Bubble burst or comeback
During the beginning of the pandemic, enterprises and individuals opted for quick bites into everything that came their way. The adoption of the technological solution was the same, and everyone went with a readily available and cost-effective solution. Later as the time passed, everyone thought through the actual value and re-assessed the solution at hand. The assessment resulted in opting for a more robust and secure solution.
As a result, in the first quarter of 2022, when covid cases were diminishing, tech companies were experiencing negative growth. According to a May 2022 CNBC report, "Big Tech suffered a massive sell-off, with Amazon dropping almost 8% and Facebook owner Meta Platforms off about 7%. Among other big names: Apple fell nearly 6%; Google parent Alphabet declined about 5%, and Microsoft shares slid 4%. Overall, the Nasdaq plummeted 5%."

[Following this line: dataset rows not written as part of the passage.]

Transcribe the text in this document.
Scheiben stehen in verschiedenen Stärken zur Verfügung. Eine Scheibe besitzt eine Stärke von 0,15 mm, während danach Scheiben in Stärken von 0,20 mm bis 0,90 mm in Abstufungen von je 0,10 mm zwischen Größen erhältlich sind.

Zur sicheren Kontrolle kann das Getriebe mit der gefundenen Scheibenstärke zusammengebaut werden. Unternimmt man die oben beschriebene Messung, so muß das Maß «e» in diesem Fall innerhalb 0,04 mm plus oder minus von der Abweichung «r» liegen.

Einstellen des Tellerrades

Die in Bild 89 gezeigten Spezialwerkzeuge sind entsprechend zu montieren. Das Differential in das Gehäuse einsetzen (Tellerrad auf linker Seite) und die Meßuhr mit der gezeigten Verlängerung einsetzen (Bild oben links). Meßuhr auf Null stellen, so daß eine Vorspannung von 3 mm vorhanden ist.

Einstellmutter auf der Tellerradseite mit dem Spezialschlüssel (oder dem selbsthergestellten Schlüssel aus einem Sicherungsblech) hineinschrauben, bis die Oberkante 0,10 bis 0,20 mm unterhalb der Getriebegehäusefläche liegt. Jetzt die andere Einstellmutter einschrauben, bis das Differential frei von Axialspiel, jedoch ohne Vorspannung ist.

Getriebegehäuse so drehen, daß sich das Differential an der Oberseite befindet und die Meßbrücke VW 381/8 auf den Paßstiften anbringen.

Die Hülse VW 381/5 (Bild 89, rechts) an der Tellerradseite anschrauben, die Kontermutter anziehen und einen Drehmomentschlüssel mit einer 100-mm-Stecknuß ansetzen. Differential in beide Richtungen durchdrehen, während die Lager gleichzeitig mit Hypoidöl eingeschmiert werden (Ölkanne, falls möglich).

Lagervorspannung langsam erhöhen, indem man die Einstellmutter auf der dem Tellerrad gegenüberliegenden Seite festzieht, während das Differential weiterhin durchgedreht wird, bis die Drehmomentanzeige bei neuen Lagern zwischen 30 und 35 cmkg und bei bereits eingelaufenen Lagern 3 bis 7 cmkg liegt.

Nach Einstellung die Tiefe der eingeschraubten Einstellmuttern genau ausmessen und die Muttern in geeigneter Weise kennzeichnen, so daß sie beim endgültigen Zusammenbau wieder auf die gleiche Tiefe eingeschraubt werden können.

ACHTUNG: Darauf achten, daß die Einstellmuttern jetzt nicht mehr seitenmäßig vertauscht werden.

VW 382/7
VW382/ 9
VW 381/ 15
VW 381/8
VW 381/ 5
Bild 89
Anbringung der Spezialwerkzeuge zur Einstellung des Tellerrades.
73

The report further adds, "For certain Covid winners like Netflix, Zoom, Peloton and Twilio, the reversal of fortune has been even more dramatic than the run-up. Each of them is down more than 45% year to date, and their slumps deepened Thursday."
We might have to wait for a quarter or two to get the exact reason.
Although most experts termed remote working as the New Normal, with recent developments (the fall in revenue for tech-based companies). Can we say it was just a bubble blown out by the pandemic, and a crucial reason can be privacy concerns?